SPIEGEL ONLINE: Wie erlebten Sie die Wendezeit? Freuten Sie sich auf die Möglichkeiten, die sich boten?

Brüning: Nein, es war grausig. Die Wende war für mich eher Abbruch statt Aufbruch. Ganz sinnbildlich. Da kamen plötzlich Handwerker in unsere Wohnung, die wir nicht bestellt hatten und klopften unsere schönen Fliesen von der Wand, die wir von einer Reise in den Schwarzwald mitgebracht hatten. Alle Wohnungen wurden ja nach und nach renoviert. Dann diese ganze Bürokratie, höhere Mieten, Rechnungen, Steuern, neue Krankenkasse und der ganze Kram. Jeden Tag kam ein Brief, der mir nur Angst machte, allein, weil ich die Behördensprache nicht verstand. Und natürlich die Angst, jetzt im Westen den Anschluss zu verpassen, Marktgesetzen ausgeliefert zu sein, sich gegen Konkurrenz durchsetzen zu müssen. Die Leute sind ja dem Konsum hinterhergerannt und nicht etwa den Büchern.

SPIEGEL ONLINE: Hadern Sie noch heute damit?

Brüning: Nein, das hab ich vergessen. Man muss ja auch mal zu sich kommen. Zu Ostzeiten war ich verblendet. Da war der Westen das Paradies, ich hab zu meinem Mann gesagt, guck mal, drüben ist sogar das Gras grüner. Heute weiß ich, dass nicht der ganze Westen so riecht wie früher die Seife, die Verwandte mitgebracht haben.

SPIEGEL ONLINE: Im letzten Wahlkampf sind Sie für Angela Merkel aufgetreten.
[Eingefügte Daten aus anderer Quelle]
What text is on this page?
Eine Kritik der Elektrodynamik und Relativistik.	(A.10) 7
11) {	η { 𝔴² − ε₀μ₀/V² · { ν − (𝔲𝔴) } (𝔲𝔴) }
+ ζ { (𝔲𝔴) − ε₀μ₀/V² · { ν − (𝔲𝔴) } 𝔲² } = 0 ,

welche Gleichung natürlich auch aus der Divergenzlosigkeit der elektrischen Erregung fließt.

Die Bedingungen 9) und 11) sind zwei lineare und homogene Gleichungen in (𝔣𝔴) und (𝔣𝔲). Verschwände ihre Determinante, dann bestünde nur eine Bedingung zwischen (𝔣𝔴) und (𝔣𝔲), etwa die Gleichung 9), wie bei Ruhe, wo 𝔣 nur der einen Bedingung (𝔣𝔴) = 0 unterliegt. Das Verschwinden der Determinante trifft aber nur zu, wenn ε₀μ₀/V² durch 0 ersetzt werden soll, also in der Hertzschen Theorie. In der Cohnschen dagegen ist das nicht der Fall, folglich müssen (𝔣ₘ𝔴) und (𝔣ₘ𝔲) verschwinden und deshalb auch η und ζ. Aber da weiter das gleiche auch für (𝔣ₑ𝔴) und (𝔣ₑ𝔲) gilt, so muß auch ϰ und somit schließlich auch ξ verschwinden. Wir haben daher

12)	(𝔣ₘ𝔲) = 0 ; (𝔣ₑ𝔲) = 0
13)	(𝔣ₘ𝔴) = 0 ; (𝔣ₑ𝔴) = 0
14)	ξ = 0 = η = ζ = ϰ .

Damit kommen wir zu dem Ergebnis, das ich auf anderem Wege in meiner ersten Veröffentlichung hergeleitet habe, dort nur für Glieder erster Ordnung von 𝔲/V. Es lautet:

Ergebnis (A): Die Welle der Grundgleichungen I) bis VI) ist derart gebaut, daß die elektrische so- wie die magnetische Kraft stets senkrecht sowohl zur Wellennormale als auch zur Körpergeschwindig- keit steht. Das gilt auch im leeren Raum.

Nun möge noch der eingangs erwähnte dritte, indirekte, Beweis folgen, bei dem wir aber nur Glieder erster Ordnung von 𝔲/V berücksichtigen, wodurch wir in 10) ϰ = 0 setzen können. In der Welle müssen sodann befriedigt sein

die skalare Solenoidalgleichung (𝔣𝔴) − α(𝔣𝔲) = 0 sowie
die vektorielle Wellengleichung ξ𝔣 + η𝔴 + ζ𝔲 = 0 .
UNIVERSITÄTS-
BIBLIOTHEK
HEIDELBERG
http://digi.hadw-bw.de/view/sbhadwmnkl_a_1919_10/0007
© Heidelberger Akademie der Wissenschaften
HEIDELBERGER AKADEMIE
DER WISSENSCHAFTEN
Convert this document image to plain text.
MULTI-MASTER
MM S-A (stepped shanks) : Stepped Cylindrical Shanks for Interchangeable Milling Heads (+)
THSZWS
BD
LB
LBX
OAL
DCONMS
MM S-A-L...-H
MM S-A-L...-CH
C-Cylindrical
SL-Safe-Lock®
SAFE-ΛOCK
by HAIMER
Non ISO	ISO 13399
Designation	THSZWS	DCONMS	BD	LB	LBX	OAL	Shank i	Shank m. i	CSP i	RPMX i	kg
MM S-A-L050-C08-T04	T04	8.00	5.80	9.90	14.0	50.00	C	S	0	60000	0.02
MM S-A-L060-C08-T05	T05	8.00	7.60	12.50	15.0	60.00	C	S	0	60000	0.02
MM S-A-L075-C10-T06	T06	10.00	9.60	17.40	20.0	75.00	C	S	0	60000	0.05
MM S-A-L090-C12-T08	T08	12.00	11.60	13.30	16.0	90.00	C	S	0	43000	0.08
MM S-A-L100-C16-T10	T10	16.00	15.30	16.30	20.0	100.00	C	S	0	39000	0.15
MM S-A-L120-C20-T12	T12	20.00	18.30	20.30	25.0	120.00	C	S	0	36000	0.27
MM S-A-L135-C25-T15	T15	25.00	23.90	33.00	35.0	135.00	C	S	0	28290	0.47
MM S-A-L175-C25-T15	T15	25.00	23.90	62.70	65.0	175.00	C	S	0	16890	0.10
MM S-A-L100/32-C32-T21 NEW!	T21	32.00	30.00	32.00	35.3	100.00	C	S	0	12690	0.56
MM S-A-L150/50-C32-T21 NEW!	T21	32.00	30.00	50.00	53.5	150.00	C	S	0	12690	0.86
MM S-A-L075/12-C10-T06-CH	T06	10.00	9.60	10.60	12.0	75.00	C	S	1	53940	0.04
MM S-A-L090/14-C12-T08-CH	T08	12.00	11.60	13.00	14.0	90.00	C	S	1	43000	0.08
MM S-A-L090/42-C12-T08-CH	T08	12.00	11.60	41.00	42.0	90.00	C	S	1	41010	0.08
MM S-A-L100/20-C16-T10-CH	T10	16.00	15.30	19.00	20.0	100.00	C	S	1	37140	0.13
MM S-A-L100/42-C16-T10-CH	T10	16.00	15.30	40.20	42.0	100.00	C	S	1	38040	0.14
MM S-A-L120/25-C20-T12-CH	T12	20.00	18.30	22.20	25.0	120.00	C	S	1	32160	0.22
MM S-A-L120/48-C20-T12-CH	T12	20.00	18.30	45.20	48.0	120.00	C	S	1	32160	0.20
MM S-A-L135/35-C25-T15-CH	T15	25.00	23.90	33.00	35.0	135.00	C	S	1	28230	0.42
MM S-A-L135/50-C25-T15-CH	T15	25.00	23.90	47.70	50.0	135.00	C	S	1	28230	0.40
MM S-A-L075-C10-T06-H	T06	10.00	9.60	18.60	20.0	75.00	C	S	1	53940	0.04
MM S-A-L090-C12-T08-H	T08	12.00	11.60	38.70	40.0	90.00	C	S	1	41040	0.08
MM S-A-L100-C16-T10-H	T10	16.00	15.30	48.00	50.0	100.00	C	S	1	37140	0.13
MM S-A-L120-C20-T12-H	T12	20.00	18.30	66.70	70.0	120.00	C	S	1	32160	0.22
Brüning: Das hat Pamela Biermann, die Frau von Wolf, arrangiert, sie ist mit ihr befreundet und per Du und hat ihr wohl einen Tipp gegeben. Frau Merkel kannte mich natürlich. Irgendwann rief sie vormittags bei mir an und fragte, ob ich singen würde. Ich hab natürlich nicht nein gesagt.

Beim Auftritt war sie total normal. Sie kam, ganz unprätentiös, setzte sich in die erste Reihe. Irgendwann hab ich ihr das Mikro vor die Nase gehalten - und sie hat mitgesungen, "Strange things happen every day". Ich mag die als Person, mit einigen ihrer Entscheidungen bin ich nicht einverstanden. Das kann ich aber trennen.